From National Public Radio to pierced teenagers in the yarn store, everyone knows that knitting is suddenly cool. It’s the “new yoga,” says one magazine article; it’s part of a post-Sept. 11 trend toward cocooning, say psychologists.
In the basement of Harvard’s Loeb House, seven women surrounded by plump skeins of yarn and half-finished sweaters shake their heads in disbelief. “I’m amazed to find myself part of something that’s hot,” says Diana Stewart, who recently returned to knitting after a 60-year hiatus.
Stewart, former co-master of Lowell House, and her fellow knitters are members of Harvard Neighbors’ newly formed knitting group. While no one admits that they were drawn to the group by knitting’s newfound hipness, they’re not surprised that the centuries-old craft is gaining in popularity.
“Other people take Prozac, then there are those of us who just knit,” says Jennifer Kotilaine, associate secretary to the University and leader of the knitting group. Between bites of her lunch, Kotilaine surveys a bear-sized pullover she’s knitting for her husband. He’s so tall, she says, that she needs to purchase more heathery gray wool to lengthen the sweater’s arms.
At the other end of the spectrum, Lillian DeBacker and Carolina Carbó show off small yellow squares; both are new knitters practicing their stitches before graduating to a real project.
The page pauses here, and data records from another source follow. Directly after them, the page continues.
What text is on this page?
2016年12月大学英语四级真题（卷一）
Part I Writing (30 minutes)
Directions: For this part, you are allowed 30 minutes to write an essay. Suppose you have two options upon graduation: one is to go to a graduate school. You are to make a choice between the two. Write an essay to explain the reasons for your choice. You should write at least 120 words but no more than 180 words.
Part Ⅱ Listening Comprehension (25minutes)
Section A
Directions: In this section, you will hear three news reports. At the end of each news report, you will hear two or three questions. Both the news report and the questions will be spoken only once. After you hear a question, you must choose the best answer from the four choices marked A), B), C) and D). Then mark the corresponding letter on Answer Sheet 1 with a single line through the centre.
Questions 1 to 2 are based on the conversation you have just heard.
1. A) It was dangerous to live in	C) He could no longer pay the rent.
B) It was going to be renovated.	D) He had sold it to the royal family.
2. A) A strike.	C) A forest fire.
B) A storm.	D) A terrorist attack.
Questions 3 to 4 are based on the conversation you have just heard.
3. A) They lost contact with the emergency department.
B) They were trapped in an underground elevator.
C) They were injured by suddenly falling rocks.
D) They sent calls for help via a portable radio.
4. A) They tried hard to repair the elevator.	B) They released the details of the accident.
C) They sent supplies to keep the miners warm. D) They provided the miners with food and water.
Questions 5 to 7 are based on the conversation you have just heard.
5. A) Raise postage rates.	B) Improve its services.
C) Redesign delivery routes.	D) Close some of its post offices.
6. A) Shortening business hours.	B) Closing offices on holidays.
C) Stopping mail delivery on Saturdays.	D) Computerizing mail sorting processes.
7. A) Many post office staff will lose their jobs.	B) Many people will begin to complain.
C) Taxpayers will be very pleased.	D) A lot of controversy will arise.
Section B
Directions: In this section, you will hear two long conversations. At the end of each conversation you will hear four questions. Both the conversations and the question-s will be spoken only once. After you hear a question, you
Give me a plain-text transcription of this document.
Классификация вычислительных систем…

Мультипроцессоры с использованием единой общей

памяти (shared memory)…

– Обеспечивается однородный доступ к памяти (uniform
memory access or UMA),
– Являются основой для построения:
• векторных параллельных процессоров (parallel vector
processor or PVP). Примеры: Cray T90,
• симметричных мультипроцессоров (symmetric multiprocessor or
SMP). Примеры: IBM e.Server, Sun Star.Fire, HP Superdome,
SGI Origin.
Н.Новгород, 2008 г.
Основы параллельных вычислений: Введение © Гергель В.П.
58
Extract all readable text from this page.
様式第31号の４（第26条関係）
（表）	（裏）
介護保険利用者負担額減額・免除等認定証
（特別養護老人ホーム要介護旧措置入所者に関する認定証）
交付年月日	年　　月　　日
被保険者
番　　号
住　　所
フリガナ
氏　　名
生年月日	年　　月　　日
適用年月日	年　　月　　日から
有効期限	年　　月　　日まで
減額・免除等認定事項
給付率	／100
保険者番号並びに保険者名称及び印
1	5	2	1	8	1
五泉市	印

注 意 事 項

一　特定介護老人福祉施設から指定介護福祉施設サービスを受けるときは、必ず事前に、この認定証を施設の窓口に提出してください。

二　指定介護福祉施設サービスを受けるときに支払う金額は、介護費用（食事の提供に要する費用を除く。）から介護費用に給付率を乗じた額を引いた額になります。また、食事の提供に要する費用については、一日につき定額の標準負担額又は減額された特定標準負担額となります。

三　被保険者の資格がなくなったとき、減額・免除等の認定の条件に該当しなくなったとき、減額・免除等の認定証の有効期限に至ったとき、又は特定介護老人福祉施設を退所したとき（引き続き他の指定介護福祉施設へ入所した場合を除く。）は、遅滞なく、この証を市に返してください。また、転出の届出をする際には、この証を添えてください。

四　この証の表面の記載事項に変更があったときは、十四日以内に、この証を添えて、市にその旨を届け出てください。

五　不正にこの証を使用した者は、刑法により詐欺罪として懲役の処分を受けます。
Ina Luch pieces together a tiny cardigan she knit from yarn scraps donated to the group; in turn, she plans to give the sweater away, possibly to a local children’s hospital.
From teaching newcomers to sharing yarn and swapping patterns, a spirit of generosity runs through knitters. The group plans to take on a charitable project – perhaps knitting newborn hats for a hospital – once all members master the basics of knit and purl.
Stewart witnessed knitters’ generosity firsthand when a group she was involved with, the Women’s Commission on Refugee Women and Children, collected 32 tons of yarn from knitters around the country for women in the former Yugoslavia several years ago. The yarn was needed not so much so women could create garments to sell, says Stewart, but because trauma experts found that knitting encouraged women to talk to each other about the horror of war, thus healing their emotional scars.
On the peaceful edge of Harvard Yard, Harvard Neighbors’ knitting group similarly connects its members with conversation and camaraderie. For Luch and Carbó, from Germany and Argentina, respectively, it’s a low-key way to brush up their English skills. They, along with DeBacker, are all wives of recently transplanted researchers; the casual gossip and friendly chatter of the knitter’s group helps them find their way in the Harvard community.
New friends, English lessons, handmade sweaters … try getting all that from yoga class.